Two-stage computational bio-network discovery approach for metabolites: ovarian cancer as a case study.
Machine learning and other computational techniques have been applied in identifying biomarkers and constructing computational predictive models for early diagnosis of ovarian cancer. Most studies focus on large biopolymers such as DNA, RNA and Proteins but small metabolic molecules have received significantly less attention. In addition, studies have focused only on the analysis of classification performance of the biomarkers selected by various feature selection methods but do not consider possible temporal relationship among feature subsets. In this paper, we propose a two-stage bio-network discovery approach for ovarian cancer metabolites. At the first stage, feature selection is carried out using four different selection methods. The best features are selected based on overall best classification performance. At the second stage, Dynamic Bayesian Network (DBN) is used to model the temporal relationship among the stratified features. The results show that 39 features out of a total of 592 metabolomics features selected by the Least Angle Shrinkage and Selection Operator (LASSO) feature selection method yielded the highest predictive accuracy of 93%. Two DBN methods are then used to model the temporal relationships among the 39 features. The results show consistently significant relationships between the cancer biomarkers at features 219 and 225, and between features 543 and 219 across time points.
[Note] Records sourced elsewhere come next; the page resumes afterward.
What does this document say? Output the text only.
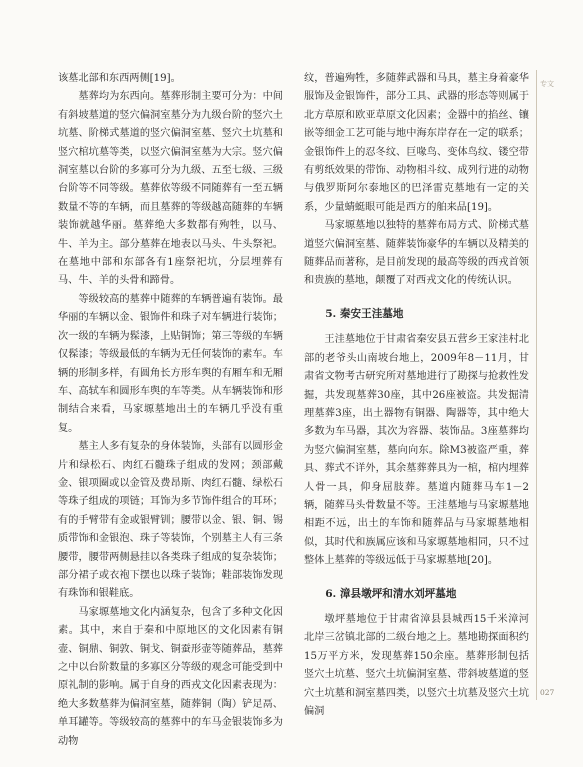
该墓北部和东西两侧[19]。

墓葬均为东西向。墓葬形制主要可分为：中间有斜坡墓道的竖穴偏洞室墓分为九级台阶的竖穴土坑墓、阶梯式墓道的竖穴偏洞室墓、竖穴土坑墓和竖穴棺坑墓等类，以竖穴偏洞室墓为大宗。竖穴偏洞室墓以台阶的多寡可分为九级、五至七级、三级台阶等不同等级。墓葬依等级不同随葬有一至五辆数量不等的车辆，而且墓葬的等级越高随葬的车辆装饰就越华丽。墓葬绝大多数都有殉牲，以马、牛、羊为主。部分墓葬在地表以马头、牛头祭祀。在墓地中部和东部各有1座祭祀坑，分层埋葬有马、牛、羊的头骨和蹄骨。

等级较高的墓葬中随葬的车辆普遍有装饰。最华丽的车辆以金、银饰件和珠子对车辆进行装饰；次一级的车辆为髹漆，上贴铜饰；第三等级的车辆仅髹漆；等级最低的车辆为无任何装饰的素车。车辆的形制多样，有圆角长方形车舆的有厢车和无厢车、高轼车和圆形车舆的车等类。从车辆装饰和形制结合来看，马家塬墓地出土的车辆几乎没有重复。

墓主人多有复杂的身体装饰，头部有以圆形金片和绿松石、肉红石髓珠子组成的发网；颈部戴金、银项圈或以金管及费昂斯、肉红石髓、绿松石等珠子组成的项链；耳饰为多节饰件组合的耳环；有的手臂带有金或银臂钏；腰带以金、银、铜、锡质带饰和金银泡、珠子等装饰，个别墓主人有三条腰带，腰带两侧悬挂以各类珠子组成的复杂装饰；部分裙子或衣袍下摆也以珠子装饰；鞋部装饰发现有珠饰和银鞋底。

马家塬墓地文化内涵复杂，包含了多种文化因素。其中，来自于秦和中原地区的文化因素有铜壶、铜鼎、铜敦、铜戈、铜蚕形壶等随葬品，墓葬之中以台阶数量的多寡区分等级的观念可能受到中原礼制的影响。属于自身的西戎文化因素表现为：绝大多数墓葬为偏洞室墓，随葬铜（陶）铲足鬲、单耳罐等。等级较高的墓葬中的车马金银装饰多为动物

纹，普遍殉牲，多随葬武器和马具，墓主身着豪华服饰及金银饰件，部分工具、武器的形态等则属于北方草原和欧亚草原文化因素；金器中的掐丝、镶嵌等细金工艺可能与地中海东岸存在一定的联系；金银饰件上的忍冬纹、巨喙鸟、变体鸟纹、镂空带有剪纸效果的带饰、动物相斗纹、成列行进的动物与俄罗斯阿尔泰地区的巴泽雷克墓地有一定的关系，少量蜻蜓眼可能是西方的舶来品[19]。

马家塬墓地以独特的墓葬布局方式、阶梯式墓道竖穴偏洞室墓、随葬装饰豪华的车辆以及精美的随葬品而著称，是目前发现的最高等级的西戎首领和贵族的墓地，颠覆了对西戎文化的传统认识。

5. 秦安王洼墓地

王洼墓地位于甘肃省秦安县五营乡王家洼村北部的老爷头山南坡台地上，2009年8－11月，甘肃省文物考古研究所对墓地进行了勘探与抢救性发掘，共发现墓葬30座，其中26座被盗。共发掘清理墓葬3座，出土器物有铜器、陶器等，其中绝大多数为车马器，其次为容器、装饰品。3座墓葬均为竖穴偏洞室墓，墓向向东。除M3被盗严重，葬具、葬式不详外，其余墓葬葬具为一棺，棺内埋葬人骨一具，仰身屈肢葬。墓道内随葬马车1－2辆，随葬马头骨数量不等。王洼墓地与马家塬墓地相距不远，出土的车饰和随葬品与马家塬墓地相似，其时代和族属应该和马家塬墓地相同，只不过整体上墓葬的等级远低于马家塬墓地[20]。

6. 漳县墩坪和清水刘坪墓地

墩坪墓地位于甘肃省漳县县城西15千米漳河北岸三岔镇北部的二级台地之上。墓地勘探面积约15万平方米，发现墓葬150余座。墓葬形制包括竖穴土坑墓、竖穴土坑偏洞室墓、带斜坡墓道的竖穴土坑墓和洞室墓四类，以竖穴土坑墓及竖穴土坑偏洞

专文
027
Among these metabolites, around 20 metabolic chemical compounds have been identified, which could be regarded as potential biomarkers associated with ovarian cancer.
Citation : Akutekwe, A. & Seker, H. (2014) Two-stage computational bio-network discovery approach for metabolites: ovarian cancer as a case study. 2014 IEEE-EMBS International Conference on Biomedical and Health Informatics (BHI), Valencia, Spain, 1-4 June 2014, pp. 97 - 100.